Task Ecologies and the Evolution of World-Tracking Representations in Large Language Models

We study language models as evolving model organisms and ask when autoregressive next-token learning selects for world-tracking representations. For any encoding of latent world states, the Bayes-optimal next-token cross-entropy decomposes into the irreducible conditional entropy plus a Jensen--Shannon excess term. That excess vanishes if and only if the encoding preserves the training ecology's equivalence classes. This yields a precise notion of ecological veridicality for language models and identifies the minimum-complexity zero-excess solution as the quotient partition by training equivalence. We then determine when this fixed-encoding analysis applies to transformer families: frozen dense and frozen Mixture-of-Experts transformers satisfy it, in-context learning does not enlarge the model's separation set, and per-task adaptation breaks the premise. The framework predicts two characteristic failure modes: simplicity pressure preferentially removes low-gain distinctions, and training-optimal models can still incur positive excess on deployment ecologies that refine the training ecology. A conditional dynamic extension shows how inter-model selection and post-training can recover such gap distinctions under explicit heredity, variation, and selection assumptions. Exact finite-ecology checks and controlled microgpt experiments validate the static decomposition, split-merge threshold, off-ecology failure pattern, and two-ecology rescue mechanism in a regime where the relevant quantities are directly observable. The goal is not to model frontier systems at scale, but to use small language models as laboratory organisms for theory about representational selection.

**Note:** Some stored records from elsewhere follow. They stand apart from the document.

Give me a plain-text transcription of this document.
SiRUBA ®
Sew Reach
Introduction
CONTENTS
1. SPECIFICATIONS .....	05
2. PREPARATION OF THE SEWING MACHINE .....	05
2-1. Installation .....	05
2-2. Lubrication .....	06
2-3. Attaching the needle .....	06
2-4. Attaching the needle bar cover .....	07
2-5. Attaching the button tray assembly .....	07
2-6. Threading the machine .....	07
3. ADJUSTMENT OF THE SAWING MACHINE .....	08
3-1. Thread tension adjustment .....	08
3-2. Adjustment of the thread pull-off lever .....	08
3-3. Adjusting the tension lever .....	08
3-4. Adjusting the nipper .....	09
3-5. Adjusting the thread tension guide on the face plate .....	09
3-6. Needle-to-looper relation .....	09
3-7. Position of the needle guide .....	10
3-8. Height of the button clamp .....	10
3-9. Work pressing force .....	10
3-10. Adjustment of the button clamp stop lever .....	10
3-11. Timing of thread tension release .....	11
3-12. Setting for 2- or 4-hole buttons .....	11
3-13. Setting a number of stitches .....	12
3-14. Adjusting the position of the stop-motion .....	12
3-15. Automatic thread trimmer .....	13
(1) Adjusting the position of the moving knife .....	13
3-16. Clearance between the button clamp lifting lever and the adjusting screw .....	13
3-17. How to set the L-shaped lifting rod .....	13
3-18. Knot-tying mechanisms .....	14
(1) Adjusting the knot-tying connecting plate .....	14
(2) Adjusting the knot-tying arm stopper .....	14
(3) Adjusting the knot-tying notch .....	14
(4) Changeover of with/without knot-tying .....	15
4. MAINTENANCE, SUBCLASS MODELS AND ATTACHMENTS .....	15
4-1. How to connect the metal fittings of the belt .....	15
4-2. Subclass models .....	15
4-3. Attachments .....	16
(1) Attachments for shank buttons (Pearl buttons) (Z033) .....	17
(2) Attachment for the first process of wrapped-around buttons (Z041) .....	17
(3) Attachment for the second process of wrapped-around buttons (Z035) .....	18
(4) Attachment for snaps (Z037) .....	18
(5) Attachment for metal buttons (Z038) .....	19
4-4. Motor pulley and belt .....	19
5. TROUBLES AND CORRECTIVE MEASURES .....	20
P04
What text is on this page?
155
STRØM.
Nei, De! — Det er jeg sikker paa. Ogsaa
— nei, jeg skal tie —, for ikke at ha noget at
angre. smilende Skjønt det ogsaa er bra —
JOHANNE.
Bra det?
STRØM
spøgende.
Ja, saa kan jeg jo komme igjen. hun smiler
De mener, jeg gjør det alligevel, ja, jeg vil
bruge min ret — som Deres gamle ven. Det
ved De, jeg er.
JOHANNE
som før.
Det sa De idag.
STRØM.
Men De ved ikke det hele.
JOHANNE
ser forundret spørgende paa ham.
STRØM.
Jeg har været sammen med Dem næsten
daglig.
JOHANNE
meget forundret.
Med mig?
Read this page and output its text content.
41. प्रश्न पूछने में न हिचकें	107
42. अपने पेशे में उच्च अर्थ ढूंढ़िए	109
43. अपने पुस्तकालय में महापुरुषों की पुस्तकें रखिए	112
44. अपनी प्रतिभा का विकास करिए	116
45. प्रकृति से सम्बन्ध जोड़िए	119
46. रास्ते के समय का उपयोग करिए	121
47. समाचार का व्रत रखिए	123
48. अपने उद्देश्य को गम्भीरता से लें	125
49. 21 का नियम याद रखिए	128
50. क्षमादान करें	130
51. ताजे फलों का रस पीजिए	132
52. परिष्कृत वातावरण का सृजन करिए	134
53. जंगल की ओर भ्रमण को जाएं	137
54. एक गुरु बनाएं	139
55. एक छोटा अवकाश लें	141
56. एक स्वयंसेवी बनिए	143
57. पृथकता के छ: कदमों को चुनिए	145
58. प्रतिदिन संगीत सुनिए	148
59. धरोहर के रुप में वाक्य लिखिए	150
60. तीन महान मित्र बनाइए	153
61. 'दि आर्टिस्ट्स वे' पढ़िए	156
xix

翻译：我们将语言模型视为演化中的模式生物，探究自回归下一词元学习何时选择世界追踪表征。对于任意潜在世界状态的编码，贝叶斯最优下一词元交叉熵可分解为不可约条件熵与詹森-香农过剩项之和。当且仅当该编码保留训练生态系统的等价类时，该过剩项为零。这给出了语言模型生态真实性的精确概念，并将最小复杂度零过剩解识别为训练等价性的商划分。进而我们判定这种固定编码分析何时适用于Transformer家族：冻结密集型和冻结混合专家型Transformer满足该分析，上下文学习不会扩大模型的分离集，而任务自适应破坏了前提。该框架预测了两种典型失败模式：简洁性压力优先移除低增益区分，而训练最优模型在精炼训练生态系统的部署生态系统上仍可能产生正过剩。基于条件动态扩展揭示了在明确的遗传、变异与选择假设下，跨模型选择与训练后如何恢复此种鸿沟区分。精确有限生态系统校验与受控微型gpt实验验证了相关量可直接观测场景下的静态分解、分裂-合并阈值、跨生态系统失败模式及双生态系统拯救机制。本研究目标并非大规模建模前沿系统，而是将小语言模型作为表征选择理论的实验室生物。